数据仓库 python
A user buying a Fave Deal or an eCard or using FavePay at Fave’s merchant partners has the option of paying using credit/debit cards or using online banking. They can get further discounts by using credits they’ve accumulated as well as apply promo code to get more. Malaysian users can redeem their AirAsia Big Points and pay from their Boost e-Wallet. Singaporean users can link up their GrabPay Wallet. More recently, we partnered with DBS and Singtel to also give Singaporeans the option of paying at our merchants via their apps while still being able to earn the cashback they would enjoy via the Fave app.
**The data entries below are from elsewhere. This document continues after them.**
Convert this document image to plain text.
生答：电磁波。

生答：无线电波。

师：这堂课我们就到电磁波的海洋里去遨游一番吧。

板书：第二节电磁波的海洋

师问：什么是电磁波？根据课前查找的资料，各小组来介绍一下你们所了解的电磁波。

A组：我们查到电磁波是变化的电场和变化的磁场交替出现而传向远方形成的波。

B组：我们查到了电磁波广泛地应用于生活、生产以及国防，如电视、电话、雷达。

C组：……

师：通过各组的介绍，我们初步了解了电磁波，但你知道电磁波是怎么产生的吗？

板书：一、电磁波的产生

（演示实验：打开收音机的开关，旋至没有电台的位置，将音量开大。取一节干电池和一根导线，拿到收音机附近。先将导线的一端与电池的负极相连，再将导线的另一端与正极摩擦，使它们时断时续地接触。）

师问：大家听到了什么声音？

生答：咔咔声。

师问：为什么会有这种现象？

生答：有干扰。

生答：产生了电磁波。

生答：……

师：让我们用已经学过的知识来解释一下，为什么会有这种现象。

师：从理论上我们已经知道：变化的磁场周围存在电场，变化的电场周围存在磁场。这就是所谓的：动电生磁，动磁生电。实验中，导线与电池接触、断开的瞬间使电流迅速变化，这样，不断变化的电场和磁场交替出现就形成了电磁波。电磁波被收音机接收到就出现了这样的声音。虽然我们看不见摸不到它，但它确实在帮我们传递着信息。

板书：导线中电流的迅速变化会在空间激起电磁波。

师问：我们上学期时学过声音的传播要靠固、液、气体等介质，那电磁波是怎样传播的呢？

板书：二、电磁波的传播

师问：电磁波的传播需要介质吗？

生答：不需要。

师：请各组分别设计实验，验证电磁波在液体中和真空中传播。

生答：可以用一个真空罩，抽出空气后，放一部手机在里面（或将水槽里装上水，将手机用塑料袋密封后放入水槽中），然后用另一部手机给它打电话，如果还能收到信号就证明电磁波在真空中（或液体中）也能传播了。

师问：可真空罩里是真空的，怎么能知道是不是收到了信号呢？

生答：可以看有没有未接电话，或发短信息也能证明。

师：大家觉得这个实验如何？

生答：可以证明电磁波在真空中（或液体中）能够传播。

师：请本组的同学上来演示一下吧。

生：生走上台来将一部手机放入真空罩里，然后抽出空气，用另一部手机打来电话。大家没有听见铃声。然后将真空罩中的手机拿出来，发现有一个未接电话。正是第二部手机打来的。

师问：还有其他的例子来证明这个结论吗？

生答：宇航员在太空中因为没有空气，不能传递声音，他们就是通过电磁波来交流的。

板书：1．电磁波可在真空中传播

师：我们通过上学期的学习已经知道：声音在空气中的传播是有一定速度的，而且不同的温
在Fave的贸易伙伴处购买Fave Deal或eCard或使用FavePay的用户可以选择使用信用卡/借记卡或使用网上银行付款。 他们可以通过使用积累的积分以及应用促销代码获得更多折扣,从而获得更多折扣。 马来西亚用户可以兑换其亚航大积分并通过Boost电子钱包付款。 新加坡用户可以链接他们的GrabPay钱包。 最近,我们与星展银行(DBS)和新加坡电信(Singtel)合作,还为新加坡人提供了通过他们的应用程序向我们的商家付款的选项,同时仍然能够通过Fave应用程序获得他们想享受的现金返还。
我们需要考虑12度的位置,3度的位置,4度的时间,16度的位置和8度的位置 (We need to consider 12 degrees of where, 3 degrees of who, 4 degrees of when, 16 degrees of how and 8 degrees of which)
With all this, it isn’t enough for us to know how much, where and when a user has transacted. We need to consider 12 degrees of where it happens, 3 degrees of who (anonymised, of course) is purchasing, 4 degrees of when purchasing/redeeming occurs, 16 degrees of how the payment is covered, 8 degrees of which Fave offerings apply and 6 degrees of the rewards a user can receive. For Fave’s earliest product, Fave Deals, this meant combining at least 15 tables, all with their own periodicity for data population, to end up with a comprehensive repository of information.
有了这些,我们还不足以知道用户进行了多少交易,何时何地进行交易。 我们需要考虑发生情况的12度,购买者的3度(当然是匿名的),发生购买/兑换的4度,支付方式的16度,Fave产品适用的8度和用户可获得的奖励的6度。 对于Fave最早的产品,Fave Deals,这意味着将至少15张表结合起来,它们各自具有周期性的数据填充功能,最终形成一个全面的信息库。
The Dilemma
困境
Our existing reporting data warehouse was ageing, the strategy behind it unscalable, the problems ensuing from it untenable. A revitalisation was overdue. We wanted to be in a position where real-time reporting was available to support the business across 3 countries and potentially more countries in the future. But mainly we wanted a solid backbone on which to build our own data science projects. Fave’s Data Science team* has been teeing up for this for a long time and our delay to a full-on immersion has been in no small part due to an inherited extract, transform and load (ETL or data refresh) strategy that did its job well in its time but proved severely lacking for a ceaselessly growing company.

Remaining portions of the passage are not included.